Now, I would never diss my own mama just to get recognition
Take a second to listen 'fore you think this record is dissin'
But put yourself in my position, just try to envision
Witnessin' your mama poppin' prescription pills in the kitchen
Bitchin' that someone's always goin' through her purse and shit's missin'
Goin' through public housing systems, victim of Münchausen's Syndrome
My whole life I was made to believe I was sick when I wasn't
'Til I grew up, now I blew up, it makes you sick to your stomach, doesn't it?

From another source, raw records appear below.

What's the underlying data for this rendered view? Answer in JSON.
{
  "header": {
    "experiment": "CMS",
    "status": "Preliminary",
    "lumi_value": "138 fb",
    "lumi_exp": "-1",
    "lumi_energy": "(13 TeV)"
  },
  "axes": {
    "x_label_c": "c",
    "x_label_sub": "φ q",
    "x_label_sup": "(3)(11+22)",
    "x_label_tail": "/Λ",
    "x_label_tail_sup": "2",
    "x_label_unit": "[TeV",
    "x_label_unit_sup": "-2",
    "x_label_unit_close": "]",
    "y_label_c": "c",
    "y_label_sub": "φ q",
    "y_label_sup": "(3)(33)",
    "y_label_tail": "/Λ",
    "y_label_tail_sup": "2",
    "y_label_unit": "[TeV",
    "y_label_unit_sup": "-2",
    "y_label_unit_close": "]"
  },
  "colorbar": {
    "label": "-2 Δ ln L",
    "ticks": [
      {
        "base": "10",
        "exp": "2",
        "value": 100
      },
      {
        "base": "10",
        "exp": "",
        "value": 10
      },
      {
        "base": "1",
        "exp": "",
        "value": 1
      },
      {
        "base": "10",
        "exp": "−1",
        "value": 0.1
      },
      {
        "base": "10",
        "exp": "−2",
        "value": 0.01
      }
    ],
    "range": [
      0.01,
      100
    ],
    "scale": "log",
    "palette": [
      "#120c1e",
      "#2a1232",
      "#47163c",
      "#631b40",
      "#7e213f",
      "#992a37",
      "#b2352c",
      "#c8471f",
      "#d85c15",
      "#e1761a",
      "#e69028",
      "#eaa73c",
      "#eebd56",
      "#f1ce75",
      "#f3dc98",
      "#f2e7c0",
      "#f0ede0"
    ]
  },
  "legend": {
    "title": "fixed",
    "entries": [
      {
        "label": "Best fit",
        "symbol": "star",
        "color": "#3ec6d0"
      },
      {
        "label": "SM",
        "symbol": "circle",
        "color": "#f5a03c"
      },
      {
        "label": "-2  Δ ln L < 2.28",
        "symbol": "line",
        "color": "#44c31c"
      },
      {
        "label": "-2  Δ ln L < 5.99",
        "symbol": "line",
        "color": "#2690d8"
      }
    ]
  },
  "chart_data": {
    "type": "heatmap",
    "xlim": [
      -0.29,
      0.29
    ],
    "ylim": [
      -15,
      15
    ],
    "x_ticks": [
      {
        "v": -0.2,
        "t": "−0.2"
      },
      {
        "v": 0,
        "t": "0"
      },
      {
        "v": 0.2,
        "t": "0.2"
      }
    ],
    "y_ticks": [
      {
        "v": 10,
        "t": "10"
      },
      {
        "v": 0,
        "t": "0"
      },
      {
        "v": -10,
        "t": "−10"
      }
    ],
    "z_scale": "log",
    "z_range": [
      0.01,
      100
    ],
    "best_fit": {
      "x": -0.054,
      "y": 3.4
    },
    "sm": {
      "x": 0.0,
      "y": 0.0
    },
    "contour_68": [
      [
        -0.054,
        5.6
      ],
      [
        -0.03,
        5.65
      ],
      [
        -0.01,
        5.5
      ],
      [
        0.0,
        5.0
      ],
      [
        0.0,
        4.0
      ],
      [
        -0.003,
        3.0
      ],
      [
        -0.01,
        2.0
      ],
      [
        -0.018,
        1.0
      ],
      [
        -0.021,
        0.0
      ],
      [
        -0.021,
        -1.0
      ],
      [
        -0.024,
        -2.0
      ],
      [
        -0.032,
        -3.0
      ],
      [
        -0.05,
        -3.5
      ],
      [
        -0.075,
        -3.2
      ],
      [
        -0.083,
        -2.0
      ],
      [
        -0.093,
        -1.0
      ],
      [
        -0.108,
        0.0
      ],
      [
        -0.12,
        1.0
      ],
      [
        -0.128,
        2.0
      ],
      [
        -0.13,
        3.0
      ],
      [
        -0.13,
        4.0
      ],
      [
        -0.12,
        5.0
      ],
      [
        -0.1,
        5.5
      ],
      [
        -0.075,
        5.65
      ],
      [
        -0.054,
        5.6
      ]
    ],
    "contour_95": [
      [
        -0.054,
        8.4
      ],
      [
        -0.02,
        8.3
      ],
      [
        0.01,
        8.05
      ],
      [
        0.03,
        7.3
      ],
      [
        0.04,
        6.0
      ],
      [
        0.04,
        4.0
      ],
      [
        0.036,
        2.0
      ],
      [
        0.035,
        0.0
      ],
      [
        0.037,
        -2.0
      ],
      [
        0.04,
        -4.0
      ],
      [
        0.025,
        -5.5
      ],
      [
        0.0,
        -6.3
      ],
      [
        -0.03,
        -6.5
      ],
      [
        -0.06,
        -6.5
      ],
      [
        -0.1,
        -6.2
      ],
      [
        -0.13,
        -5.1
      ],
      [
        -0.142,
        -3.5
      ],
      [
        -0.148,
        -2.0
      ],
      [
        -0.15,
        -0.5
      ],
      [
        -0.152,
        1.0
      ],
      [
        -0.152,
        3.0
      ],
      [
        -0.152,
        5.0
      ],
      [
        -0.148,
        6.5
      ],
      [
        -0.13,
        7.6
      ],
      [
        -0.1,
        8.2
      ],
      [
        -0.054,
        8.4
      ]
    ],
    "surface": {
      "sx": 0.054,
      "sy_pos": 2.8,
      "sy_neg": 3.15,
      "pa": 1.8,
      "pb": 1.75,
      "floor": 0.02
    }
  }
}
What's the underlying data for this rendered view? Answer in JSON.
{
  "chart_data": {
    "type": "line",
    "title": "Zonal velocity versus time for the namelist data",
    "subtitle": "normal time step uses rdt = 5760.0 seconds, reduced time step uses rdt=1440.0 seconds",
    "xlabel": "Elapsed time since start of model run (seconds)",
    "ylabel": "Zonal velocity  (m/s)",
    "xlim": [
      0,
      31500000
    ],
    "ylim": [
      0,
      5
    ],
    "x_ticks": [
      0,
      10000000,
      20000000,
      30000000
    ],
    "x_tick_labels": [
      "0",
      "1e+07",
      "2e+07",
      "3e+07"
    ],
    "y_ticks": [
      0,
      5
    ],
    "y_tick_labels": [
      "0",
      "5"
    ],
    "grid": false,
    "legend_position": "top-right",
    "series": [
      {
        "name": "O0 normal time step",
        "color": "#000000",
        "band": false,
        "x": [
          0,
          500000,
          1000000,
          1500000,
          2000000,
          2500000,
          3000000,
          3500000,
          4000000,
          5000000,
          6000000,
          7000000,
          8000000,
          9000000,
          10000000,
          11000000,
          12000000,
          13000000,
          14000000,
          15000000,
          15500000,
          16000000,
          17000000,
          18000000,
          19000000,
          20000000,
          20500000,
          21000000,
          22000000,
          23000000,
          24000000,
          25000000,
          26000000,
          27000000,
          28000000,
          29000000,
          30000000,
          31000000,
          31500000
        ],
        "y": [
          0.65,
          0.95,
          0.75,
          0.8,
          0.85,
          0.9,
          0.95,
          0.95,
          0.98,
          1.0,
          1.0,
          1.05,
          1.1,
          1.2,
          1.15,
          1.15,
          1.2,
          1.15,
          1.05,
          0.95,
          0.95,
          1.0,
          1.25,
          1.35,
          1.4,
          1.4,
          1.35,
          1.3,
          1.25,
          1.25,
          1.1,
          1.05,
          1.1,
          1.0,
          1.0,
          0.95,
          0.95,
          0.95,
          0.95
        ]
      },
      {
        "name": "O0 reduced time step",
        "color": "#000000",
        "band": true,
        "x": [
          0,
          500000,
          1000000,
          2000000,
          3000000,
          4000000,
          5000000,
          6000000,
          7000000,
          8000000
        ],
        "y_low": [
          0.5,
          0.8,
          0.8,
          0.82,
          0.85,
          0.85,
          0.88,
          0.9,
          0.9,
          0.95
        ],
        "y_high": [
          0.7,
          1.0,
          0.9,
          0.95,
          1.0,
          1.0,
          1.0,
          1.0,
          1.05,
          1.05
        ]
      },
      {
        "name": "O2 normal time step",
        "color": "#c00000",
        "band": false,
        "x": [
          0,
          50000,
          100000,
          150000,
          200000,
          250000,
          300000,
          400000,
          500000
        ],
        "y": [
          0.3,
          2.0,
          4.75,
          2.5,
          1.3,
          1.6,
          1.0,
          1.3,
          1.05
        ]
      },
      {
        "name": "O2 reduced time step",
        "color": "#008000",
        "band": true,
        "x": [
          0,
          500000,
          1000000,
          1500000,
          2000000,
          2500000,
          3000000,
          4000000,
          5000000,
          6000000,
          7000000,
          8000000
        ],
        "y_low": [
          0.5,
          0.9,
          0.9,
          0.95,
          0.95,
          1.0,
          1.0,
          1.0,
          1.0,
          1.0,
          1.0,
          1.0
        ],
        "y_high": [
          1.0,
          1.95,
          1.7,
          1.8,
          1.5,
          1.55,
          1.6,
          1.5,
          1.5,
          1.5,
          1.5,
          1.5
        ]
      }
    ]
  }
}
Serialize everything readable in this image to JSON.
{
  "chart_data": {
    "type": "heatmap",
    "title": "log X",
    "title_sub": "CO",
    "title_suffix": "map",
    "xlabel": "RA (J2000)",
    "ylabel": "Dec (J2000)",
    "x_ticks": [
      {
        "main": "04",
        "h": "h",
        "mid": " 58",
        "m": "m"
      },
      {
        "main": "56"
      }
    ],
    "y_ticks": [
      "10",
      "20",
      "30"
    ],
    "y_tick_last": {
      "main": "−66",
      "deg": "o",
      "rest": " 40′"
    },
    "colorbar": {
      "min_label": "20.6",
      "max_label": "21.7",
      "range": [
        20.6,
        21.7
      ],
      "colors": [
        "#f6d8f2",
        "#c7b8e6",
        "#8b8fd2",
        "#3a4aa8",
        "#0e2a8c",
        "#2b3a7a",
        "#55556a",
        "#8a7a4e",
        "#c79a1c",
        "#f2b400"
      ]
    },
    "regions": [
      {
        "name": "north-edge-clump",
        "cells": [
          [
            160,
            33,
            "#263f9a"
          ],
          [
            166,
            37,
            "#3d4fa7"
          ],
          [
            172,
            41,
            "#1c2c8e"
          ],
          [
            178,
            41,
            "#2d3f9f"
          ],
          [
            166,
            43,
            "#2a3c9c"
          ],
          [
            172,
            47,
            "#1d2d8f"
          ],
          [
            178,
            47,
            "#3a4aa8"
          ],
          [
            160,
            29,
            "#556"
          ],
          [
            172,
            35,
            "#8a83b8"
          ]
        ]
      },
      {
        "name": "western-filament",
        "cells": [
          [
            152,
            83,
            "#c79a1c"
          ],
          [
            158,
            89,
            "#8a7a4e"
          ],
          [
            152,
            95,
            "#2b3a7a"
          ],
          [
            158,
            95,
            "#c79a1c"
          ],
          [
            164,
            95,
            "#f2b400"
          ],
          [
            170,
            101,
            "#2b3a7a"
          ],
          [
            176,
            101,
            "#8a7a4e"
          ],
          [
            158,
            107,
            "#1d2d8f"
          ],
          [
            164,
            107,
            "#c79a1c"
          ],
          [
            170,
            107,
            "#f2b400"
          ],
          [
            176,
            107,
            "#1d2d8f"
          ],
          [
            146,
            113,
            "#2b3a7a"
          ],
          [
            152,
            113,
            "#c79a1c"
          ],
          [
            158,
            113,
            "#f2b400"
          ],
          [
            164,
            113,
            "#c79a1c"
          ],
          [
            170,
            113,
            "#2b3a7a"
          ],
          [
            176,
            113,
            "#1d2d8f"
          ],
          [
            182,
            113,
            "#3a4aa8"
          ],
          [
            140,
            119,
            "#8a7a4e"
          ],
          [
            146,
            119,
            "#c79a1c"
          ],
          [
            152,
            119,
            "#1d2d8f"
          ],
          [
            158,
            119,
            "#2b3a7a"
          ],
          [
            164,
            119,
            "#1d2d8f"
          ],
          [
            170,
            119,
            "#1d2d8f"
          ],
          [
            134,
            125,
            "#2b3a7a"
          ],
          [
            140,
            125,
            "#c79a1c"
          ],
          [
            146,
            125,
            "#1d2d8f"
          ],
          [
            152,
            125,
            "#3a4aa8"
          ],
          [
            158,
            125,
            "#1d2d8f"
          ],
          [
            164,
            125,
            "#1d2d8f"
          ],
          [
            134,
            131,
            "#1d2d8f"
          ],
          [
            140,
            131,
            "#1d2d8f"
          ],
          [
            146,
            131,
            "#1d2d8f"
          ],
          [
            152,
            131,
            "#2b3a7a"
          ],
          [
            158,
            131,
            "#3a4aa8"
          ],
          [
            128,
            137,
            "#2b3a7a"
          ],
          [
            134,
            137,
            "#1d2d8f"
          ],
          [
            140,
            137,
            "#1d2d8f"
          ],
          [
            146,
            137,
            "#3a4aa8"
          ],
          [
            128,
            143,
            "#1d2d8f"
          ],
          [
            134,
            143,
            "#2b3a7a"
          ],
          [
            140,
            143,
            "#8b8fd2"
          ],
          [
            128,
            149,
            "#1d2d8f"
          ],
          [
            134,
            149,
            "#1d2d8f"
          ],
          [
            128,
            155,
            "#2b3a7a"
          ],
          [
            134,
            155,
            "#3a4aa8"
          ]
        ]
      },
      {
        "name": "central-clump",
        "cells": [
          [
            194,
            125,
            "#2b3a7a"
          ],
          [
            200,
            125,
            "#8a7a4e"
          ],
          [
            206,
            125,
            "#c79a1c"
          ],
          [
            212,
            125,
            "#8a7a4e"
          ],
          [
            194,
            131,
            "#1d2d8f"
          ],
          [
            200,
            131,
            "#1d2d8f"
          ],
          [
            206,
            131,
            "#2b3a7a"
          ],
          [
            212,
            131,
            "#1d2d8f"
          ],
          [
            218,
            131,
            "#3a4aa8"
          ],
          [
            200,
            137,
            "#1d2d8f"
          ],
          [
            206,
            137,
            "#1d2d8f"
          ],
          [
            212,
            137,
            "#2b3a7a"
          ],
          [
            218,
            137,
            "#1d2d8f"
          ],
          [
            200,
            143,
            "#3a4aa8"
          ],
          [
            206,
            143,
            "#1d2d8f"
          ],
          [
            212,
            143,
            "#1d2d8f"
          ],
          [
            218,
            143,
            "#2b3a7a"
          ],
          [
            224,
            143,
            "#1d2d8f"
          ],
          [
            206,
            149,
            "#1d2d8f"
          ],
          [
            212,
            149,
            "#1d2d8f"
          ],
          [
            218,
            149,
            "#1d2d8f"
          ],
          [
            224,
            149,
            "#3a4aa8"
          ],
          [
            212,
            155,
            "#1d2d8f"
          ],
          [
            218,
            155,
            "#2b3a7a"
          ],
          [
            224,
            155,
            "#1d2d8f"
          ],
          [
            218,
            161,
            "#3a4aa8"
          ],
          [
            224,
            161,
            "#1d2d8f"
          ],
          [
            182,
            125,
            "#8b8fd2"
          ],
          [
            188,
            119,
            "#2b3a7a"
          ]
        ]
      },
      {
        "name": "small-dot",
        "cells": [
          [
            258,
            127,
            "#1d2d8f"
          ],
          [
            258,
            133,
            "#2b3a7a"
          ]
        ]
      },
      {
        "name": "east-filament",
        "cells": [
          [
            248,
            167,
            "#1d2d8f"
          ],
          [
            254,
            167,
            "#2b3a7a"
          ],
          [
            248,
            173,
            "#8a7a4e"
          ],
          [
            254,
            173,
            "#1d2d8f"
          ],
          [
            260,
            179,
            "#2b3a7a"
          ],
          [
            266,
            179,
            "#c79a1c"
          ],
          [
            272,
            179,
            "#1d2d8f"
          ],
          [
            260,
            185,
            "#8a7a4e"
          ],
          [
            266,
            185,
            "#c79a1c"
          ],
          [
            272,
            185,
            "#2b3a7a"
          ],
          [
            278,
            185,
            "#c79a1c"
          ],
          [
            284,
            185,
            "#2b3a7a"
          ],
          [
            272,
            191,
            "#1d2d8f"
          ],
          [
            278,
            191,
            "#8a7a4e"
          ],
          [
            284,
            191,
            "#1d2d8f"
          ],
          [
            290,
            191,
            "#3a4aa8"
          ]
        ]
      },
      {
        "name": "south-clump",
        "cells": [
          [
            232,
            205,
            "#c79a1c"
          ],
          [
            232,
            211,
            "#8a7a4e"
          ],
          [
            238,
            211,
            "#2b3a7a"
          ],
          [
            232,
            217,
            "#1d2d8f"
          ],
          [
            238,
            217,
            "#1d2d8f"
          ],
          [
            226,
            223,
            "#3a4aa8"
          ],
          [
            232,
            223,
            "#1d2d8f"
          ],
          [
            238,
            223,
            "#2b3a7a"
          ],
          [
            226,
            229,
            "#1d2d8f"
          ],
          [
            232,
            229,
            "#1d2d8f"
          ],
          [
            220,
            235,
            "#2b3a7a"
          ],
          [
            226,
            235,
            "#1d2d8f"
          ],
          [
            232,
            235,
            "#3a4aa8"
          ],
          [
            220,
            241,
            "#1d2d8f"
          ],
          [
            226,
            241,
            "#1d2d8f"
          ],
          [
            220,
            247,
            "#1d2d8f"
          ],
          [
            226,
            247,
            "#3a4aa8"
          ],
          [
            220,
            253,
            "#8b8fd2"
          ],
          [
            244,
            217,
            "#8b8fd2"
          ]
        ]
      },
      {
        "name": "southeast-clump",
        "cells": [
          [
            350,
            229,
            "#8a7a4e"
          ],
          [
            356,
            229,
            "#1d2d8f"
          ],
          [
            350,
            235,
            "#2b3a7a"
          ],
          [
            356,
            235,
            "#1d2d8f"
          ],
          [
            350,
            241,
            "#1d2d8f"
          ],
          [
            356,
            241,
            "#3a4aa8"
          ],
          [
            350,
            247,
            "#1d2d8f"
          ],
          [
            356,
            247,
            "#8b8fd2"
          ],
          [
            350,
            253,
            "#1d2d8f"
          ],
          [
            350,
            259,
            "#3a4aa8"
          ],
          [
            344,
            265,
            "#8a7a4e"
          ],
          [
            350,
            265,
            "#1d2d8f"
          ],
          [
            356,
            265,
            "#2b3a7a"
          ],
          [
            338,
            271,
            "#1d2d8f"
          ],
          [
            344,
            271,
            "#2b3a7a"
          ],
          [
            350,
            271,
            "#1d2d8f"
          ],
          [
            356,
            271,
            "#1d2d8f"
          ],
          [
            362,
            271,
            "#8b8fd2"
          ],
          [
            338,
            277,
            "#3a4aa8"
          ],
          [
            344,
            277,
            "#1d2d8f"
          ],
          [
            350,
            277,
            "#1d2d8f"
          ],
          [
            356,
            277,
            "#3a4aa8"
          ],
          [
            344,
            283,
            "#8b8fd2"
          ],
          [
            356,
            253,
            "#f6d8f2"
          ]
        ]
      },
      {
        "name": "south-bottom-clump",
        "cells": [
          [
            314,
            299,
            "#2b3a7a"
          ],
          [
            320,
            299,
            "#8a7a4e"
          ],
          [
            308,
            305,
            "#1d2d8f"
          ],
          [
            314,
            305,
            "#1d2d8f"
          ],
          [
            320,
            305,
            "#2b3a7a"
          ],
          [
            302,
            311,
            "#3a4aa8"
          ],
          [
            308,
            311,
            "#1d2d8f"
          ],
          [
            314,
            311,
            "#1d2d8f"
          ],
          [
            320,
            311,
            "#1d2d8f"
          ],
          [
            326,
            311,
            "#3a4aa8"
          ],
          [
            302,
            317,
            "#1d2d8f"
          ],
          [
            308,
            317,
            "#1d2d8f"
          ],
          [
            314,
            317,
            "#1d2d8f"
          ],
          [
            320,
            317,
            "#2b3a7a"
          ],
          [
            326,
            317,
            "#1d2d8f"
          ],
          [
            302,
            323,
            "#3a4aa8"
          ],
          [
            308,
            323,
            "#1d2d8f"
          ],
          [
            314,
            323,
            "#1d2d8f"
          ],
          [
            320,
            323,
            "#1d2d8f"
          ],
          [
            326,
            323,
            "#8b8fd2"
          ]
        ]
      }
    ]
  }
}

Eminem's use of internal rhymes is especially apparent in these first eight bars of his third verse. (Ln 2), listen & dissin', (Ln 3), position & envision, (Ln 4), witnessin' & prescription & kitchen. Almost every single line in the first eight bars of this verse contains an internal rhyme or more. He also goes on to mention Münchausen's Syndrome which is a mental disorder where a caregiver, usually a mother, harms their child or describes non-existent symptoms of a sickness in order to get sympathy and attention. He uses Münchausen's Syndrome as an extended metaphor for the rest of this snippet, mentioning being made "to believe he was sick when he wasn't" and "it makes you sick to your stomach." In addition to extended metaphors and internal rhymes, in these eight bars alone Em also uses multiple slant rhymes in the form of recognition & dissin, envision & kitchen, and housing systems & Münchausen's Syndrome. Although this is only eight lines from a five minute song, these lines alone show Eminem's poetic prowess. The song as a whole is one of the best made in this century, giving a complete and entertaining story of Eminem's life. The way Em's rhymes work, along with his overall flow and poetic strategies implemented throughout the song, prove that Eminem is not only a wrapper, but a poet.